L’Irak prévoit la construction de nouveaux oléoducs pour contourner le détroit d’Ormuz


Principaux renseignements

  • L’Irak construit de nouveaux oléoducs vers les ports méditerranéens afin de contourner le détroit d’Ormuz.
  • La diversification des voies d’exportation protège le budget national contre l’instabilité géopolitique régionale.
  • Des accords diplomatiques avec la Syrie et la Turquie permettent la remise en service d’infrastructures énergétiques inutilisées.

Afin de réduire sa dépendance vis-à-vis du détroit d’Ormuz, l’Irak accélère ses efforts pour mettre en place des oléoducs menant aux terminaux méditerranéens situés en Syrie et en Turquie.

Selon le ministre du Pétrole, Bassim Khudair, le gouvernement analyse actuellement la faisabilité d’une connexion entre les pôles de production de Kirkouk, au nord, et de Bassorah, au sud, et les ports de Baniyas et de Ceyhan. Il est également prévu à l’avenir d’étendre ce réseau jusqu’au port d’Aqaba, en Jordanie.

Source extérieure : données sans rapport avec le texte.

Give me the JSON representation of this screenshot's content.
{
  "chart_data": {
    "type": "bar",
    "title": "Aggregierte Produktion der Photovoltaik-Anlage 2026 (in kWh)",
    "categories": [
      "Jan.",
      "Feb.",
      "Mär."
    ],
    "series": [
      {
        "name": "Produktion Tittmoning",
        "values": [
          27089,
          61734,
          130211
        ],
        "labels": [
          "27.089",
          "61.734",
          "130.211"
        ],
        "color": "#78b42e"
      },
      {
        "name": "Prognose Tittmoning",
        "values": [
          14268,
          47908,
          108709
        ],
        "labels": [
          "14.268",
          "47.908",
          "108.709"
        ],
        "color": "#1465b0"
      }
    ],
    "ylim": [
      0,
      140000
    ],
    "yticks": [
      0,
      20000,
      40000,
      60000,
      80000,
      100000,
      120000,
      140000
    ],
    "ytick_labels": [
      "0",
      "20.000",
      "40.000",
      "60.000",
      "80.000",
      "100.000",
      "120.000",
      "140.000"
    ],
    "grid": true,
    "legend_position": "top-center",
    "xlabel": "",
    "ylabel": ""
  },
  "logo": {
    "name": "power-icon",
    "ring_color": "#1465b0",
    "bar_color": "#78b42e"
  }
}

Les impératifs économiques de la diversification

Bagdad a élaboré une stratégie globale visant à diversifier ses canaux d’exportation, une initiative motivée par le caractère crucial du pétrole, qui génère généralement plus de 90 pour cent des revenus du pays. Ces recettes sont vitales pour la survie de plus de 10 millions de citoyens, notamment les retraités, les fonctionnaires et les bénéficiaires de l’aide sociale.

La nécessité de ces alternatives a atteint son paroxysme alors que les tensions persistantes entre les États-Unis et l’Iran ont de fait bloqué le détroit d’Ormuz pendant plusieurs mois, contribuant ainsi à une baisse de la production pétrolière irakienne.

Défis logistiques et sécuritaires

Malgré ces efforts, le transport terrestre du pétrole est généralement plus coûteux et moins efficace que le transport maritime. De plus, les autorités irakiennes reconnaissent que les infrastructures énergétiques situées en dehors du détroit d’Ormuz pourraient encore être exposées à une agression iranienne.

Actuellement, l’Irak utilise un oléoduc traversant le territoire du Gouvernement régional du Kurdistan (GRK) pour atteindre la Turquie. Le ministre Khudair a indiqué qu’un oléoduc distinct, conçu pour contourner la région du GRK, en est à sa phase finale d’essais et devrait être mis en service prochainement.

Par ailleurs, lors d’un récent voyage diplomatique à Washington, des représentants irakiens et syriens ont convenu de remettre en service un oléoduc désaffecté. Cette infrastructure, capable de transporter 700 000 barils par jour, est hors service depuis l’invasion américaine de 2003 ; la société américaine Chevron devrait diriger le consortium chargé de sa remise en état.

Impact du conflit régional sur l’énergie

Le conflit régional a également déstabilisé le secteur énergétique au sein du GRK. En raison des attaques iraniennes, des entreprises telles que la société émiratie Dana Gas et la société américaine HKN Energy ont suspendu leurs activités dans la région.